Le 9 mai 2023, le gouvernement chilien a signalé la mort de 27 977 oiseaux de mer et le 21 juillet 2023, le gouvernement péruvien a signalé la mort de 519 541 oiseaux de mer. Il s'agit d'oiseaux de 65 espèces différentes. En outre, le Chili a signalé la mort de 2 517 manchots de Humboldt, 460 manchots de Magellan, 16 856 otaries et un plus petit nombre de dauphins, de marsouins, de loutres et d'autres types de phoques, tandis que le Pérou a signalé la mort de 9 314 otaries et de 100 autres mammifères marins. Selon un rapport de l'OFFLU, un réseau mondial d'expertise sur la grippe animale, le Chili a perdu au moins 13 % de ses manchots de Humboldt, le Pérou a perdu au moins 36 % de ses pélicans péruviens et le Chili et le Pérou ont perdu ensemble au moins 9 % de leurs lions de mer.
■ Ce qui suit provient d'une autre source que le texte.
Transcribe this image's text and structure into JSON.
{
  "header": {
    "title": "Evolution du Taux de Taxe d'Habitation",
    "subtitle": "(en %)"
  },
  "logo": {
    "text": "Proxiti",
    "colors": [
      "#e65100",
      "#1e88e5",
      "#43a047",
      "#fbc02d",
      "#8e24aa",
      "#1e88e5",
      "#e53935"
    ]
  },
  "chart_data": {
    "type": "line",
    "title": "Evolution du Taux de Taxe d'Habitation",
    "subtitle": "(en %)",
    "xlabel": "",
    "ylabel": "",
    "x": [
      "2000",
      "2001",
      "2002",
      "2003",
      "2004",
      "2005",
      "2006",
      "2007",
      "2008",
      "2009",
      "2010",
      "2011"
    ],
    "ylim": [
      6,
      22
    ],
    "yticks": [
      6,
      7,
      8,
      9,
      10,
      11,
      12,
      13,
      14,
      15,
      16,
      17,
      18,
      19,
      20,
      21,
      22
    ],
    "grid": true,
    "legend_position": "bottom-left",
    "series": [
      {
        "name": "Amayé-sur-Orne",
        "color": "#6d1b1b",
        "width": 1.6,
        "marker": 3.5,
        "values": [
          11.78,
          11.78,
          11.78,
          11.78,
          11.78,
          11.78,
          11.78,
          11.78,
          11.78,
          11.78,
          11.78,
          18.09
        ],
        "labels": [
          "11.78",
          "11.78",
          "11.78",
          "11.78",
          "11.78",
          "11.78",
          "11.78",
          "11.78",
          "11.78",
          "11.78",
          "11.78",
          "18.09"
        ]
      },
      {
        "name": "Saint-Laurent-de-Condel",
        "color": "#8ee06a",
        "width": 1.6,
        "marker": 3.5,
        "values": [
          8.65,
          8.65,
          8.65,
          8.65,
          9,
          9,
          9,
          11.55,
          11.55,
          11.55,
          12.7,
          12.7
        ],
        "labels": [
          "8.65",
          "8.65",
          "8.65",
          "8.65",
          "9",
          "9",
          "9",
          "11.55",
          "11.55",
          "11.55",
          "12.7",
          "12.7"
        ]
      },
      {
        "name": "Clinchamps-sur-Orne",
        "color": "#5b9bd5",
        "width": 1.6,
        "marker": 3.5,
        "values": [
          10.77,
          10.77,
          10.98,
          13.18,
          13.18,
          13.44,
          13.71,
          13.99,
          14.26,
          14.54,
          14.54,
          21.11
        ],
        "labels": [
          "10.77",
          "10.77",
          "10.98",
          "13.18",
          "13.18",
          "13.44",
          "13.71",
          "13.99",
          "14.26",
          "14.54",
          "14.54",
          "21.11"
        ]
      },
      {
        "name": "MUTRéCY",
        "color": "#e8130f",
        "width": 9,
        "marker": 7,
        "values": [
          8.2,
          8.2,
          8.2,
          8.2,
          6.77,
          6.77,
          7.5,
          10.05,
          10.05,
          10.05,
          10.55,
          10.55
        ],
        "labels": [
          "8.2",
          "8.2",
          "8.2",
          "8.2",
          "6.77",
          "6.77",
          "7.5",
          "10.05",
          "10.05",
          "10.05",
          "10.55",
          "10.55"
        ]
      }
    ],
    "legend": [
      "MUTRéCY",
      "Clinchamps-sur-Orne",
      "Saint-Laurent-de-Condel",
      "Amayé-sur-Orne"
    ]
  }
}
Les ornithologues imputent tous cette catastrophe à la grippe aviaire, alors que la plupart des oiseaux morts ne présentent aucune trace du virus de la grippe et que ceux qui sont positifs présentent tous des variantes différentes du virus et ne peuvent donc pas se le transmettre, et encore moins le transmettre aux ours et aux pingouins. Par exemple, l'Institut vétérinaire norvégien a recherché le virus de la grippe chez 233 oiseaux morts entre le 14 août et le 1er octobre 2023. Ils ont trouvé le virus H5N1 hautement pathogène chez 8 oiseaux, le H5N5 hautement pathogène chez 2 oiseaux, le H5Nx hautement pathogène (autres sous-types) chez 2 oiseaux, le H5Nx faiblement pathogène chez 6 oiseaux, un "autre virus de la grippe A" chez 8 oiseaux et aucun virus chez 207 oiseaux.
Pourtant, les États-Unis stockent déjà un vaccin contre le H5N1 au cas où il se propagerait à l'homme et provoquerait une pandémie.
La disparition des insectes fait également la une de l'actualité. Norman Leppla, professeur d'entomologie à l'université de Floride, a déclaré que l'infestation de punaises de l'État avait complètement disparu. Ces insectes venaient en masse au printemps et à l'automne, entre mai et septembre, avec une légère variation selon que l'on se trouve dans le nord ou le sud de l'État. « Ce n'est pas subtil, ils ne sont vraiment pas là cette saison », a-t-il déclaré dans une interview publiée le 5 octobre 2023. Mais personne ne met cela sur le compte de la "grippe aviaire".
Les parcs éoliens ont également des effets dévastateurs sur les oiseaux, comme l'ont démontré des scientifiques allemands dans un article publié dans Nature le 13 avril 2023. Ils ont constaté que les populations de plongeons catmarins se sont effondrées en mer du Nord après la construction de cinq groupes de parcs éoliens offshore entre 2010 et 2014. Leurs populations ont diminué en moyenne de 94 % à moins d'un kilomètre d'un parc éolien et de 52 % à moins de 10 kilomètres, avec une certaine réduction de la population à des distances allant jusqu'à 24 kilomètres.
Les parcs éoliens tuent également les baleines. Au moins 32 baleines ont été retrouvées mortes sur la côte est des États-Unis au cours des derniers mois, ce qui a incité un groupe de législateurs du New Jersey à demander un moratoire immédiat sur les parcs éoliens en mer dans la région.